When you plan your data governance strategy, understanding how data lineage works in Knowledge Catalog can help you make better architectural decisions. Keep the following considerations in mind:
- Project-level activation: When you enable the Data Lineage API, data lineage tracking is active across the entire project by default, automatically reporting information for multiple systems depending on their product-level controls. You can also control lineage ingestion hierarchically for specific services.
- Regulatory compliance: You get clear visibility into data movement while understanding exactly what metadata is recorded and how it's secured.
- Cost management: You can proactively review and manage the billing impact of lineage tracking across your projects.
Product-level lineage controls
When the Data Lineage API is enabled, supported systems report lineage according to their product-level controls:
| System | Available lineage controls |
|---|---|
| BigQuery, Cloud Data Fusion |
You can't restrict lineage tracking to only Cloud Data Fusion or BigQuery when the Data Lineage API is enabled in a project. |
| Managed Service for Apache Airflow | Managed Airflow uses environment-level data lineage integration control. Data lineage is automatically enabled for all new Managed Airflow environments that meet the requirements. See Data lineage with Managed Airflow for more information. For existing environments, use the environment settings to enable or disable data lineage integration. |
| Dataflow | You can capture lineage events with Dataflow jobs and publish them to the Data Lineage API. See Use data lineage in Dataflow for more information. |
| Managed Service for Apache Spark | You can capture lineage events with Managed Service for Apache Spark jobs and publish them to the Data Lineage API. See Using Spark data lineage for more information. |
| Looker (Google Cloud core) (Preview) | Visualizing Looker (Google Cloud core) metadata from BigQuery sources using data lineage is supported. Data lineage must be enabled at the Looker (Google Cloud core) resource level and at the data lineage service level. See Track data lineage with Knowledge Catalog for more information. |
| Vertex AI | Data lineage is automatically enabled for Vertex AI pipelines, tracking input artifacts and execution parameters (such as models, datasets, and components), as well as downstream derived assets. See Track the lineage of pipeline artifacts for more information. |
Billing impact
When you enable the Data Lineage API on a project, review the impact on your billing charges because the Data Lineage API is enabled on a per-project basis (see the previous section for details). For more information about how data lineage is charged, see Knowledge Catalog pricing.

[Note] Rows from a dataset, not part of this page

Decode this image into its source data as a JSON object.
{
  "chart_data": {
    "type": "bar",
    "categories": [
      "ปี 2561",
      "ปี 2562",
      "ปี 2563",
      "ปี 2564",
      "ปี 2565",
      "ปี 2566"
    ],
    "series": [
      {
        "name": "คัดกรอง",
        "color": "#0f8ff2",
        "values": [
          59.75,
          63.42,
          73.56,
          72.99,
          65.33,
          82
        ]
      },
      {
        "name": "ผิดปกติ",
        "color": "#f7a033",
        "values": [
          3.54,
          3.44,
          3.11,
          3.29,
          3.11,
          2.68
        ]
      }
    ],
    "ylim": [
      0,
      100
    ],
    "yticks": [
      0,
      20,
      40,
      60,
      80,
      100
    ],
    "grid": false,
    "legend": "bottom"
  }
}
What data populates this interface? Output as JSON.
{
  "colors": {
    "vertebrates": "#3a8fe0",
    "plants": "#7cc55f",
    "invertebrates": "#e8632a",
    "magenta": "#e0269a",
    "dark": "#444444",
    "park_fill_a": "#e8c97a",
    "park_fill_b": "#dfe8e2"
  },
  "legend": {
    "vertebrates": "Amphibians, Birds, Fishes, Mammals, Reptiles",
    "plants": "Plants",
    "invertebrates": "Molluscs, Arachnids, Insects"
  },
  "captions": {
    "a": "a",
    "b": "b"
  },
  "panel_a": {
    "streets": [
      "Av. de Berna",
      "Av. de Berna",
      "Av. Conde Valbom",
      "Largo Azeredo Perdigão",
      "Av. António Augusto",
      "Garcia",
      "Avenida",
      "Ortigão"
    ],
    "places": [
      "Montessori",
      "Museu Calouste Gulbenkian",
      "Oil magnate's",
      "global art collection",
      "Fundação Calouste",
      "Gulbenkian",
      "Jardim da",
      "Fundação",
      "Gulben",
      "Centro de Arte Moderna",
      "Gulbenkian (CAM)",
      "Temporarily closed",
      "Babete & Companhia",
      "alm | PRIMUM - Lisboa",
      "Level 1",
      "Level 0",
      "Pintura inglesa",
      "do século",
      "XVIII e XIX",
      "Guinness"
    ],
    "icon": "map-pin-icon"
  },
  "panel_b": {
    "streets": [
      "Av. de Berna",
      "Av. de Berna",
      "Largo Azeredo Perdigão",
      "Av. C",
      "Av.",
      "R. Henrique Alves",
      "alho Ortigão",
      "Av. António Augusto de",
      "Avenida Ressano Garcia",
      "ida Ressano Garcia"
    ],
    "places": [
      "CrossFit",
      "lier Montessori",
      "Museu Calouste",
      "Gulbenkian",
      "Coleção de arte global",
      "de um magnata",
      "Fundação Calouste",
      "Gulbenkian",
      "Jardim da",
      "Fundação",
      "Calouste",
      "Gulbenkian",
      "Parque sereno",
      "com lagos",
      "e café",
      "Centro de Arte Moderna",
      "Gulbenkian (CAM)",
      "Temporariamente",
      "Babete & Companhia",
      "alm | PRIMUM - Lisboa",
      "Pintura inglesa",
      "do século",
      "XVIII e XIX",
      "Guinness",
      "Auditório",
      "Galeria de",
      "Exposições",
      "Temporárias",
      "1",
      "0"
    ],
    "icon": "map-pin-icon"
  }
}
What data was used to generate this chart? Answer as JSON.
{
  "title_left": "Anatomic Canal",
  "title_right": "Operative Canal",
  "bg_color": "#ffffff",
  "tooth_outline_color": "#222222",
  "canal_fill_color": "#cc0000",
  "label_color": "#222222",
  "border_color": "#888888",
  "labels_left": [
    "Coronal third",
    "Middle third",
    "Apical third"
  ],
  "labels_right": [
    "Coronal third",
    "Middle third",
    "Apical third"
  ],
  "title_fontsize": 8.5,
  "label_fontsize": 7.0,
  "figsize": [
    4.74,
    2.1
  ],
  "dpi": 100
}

For BigQuery Omni, lineage processing is distributed to specific regions, and costs depend on the regions where the processing is performed.
Data lineage compliance
- Data lineage records metadata about data movement but doesn't capture the data itself. See data lineage information model and Data Lineage API reference for details on what fields are included in the metadata.
- Data lineage as part of Knowledge Catalog offers VPC-SC support.
- Knowledge Catalog doesn't offer the ability to use Customer Managed Encryption Keys to protect the harvested lineage metadata.
Data lineage limitations
When you select a node in the lineage graph, the node details side panel will be empty in the following cases:
- The resource is located in another organization.
- The user isn't a member of the organization hosting the resource.